Ibn Khaldun on childrearing
Of course this applies broadly, but as far as I’m concerned this is a really poignant point on children. Still on his opus magnus, The Muqaddimah:
“Severity to students does them harm. This comes about as follows. Severe punishment in the course of instruction does harm to the student, especially to little children, because it belongs among the things that make for a bad habit. Students, bondsmen, and servants who are raised with injustice and arbitrary force are overcome by it. It causes them to feel oppressed and results in inertia. It makes them indolent and induces them to lie and be insincere. That is, their outward behavior differs from what they are thinking or feeling. This is because they fear that if they tell the truth, they will be punished and will suffer tyrannical treatment. Thus, they learn deceit and trickery. This becomes habitual and part of their character.

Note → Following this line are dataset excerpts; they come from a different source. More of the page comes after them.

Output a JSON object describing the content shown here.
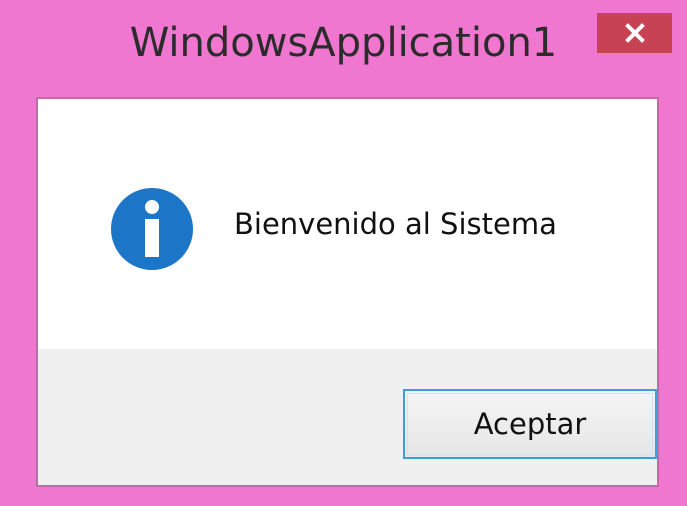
{
  "window": {
    "title": "WindowsApplication1",
    "close_icon": "close-icon"
  },
  "dialog": {
    "icon": "info-icon",
    "message": "Bienvenido al Sistema",
    "accept_label": "Aceptar"
  },
  "colors": {
    "frame": "#ef77d0",
    "close_button": "#c74353",
    "info_icon": "#1c75c6",
    "button_border": "#3c9de0",
    "button_bar": "#f0f0f0"
  }
}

“They lose that attribute that accompanies all social and political organizations and gives people their humanity, namely, the ability to protect and defend themselves and their homes, and they in turn become dependent on others for this. Indeed, their souls become lazy and lose the desire to acquire the virtues and qualities of good character. This, in turn causes them to fall short of their human potential and never realize their humanity. As a result, they revert to the ‘lowest of the low’. This is what has happened to every people who have come under the yoke of tyranny and learned through it the meaning of injustice. This can easily be proven by simply looking at anyone who is not in control of his own affairs and has no authority on his side to guarantee his personal well-being.”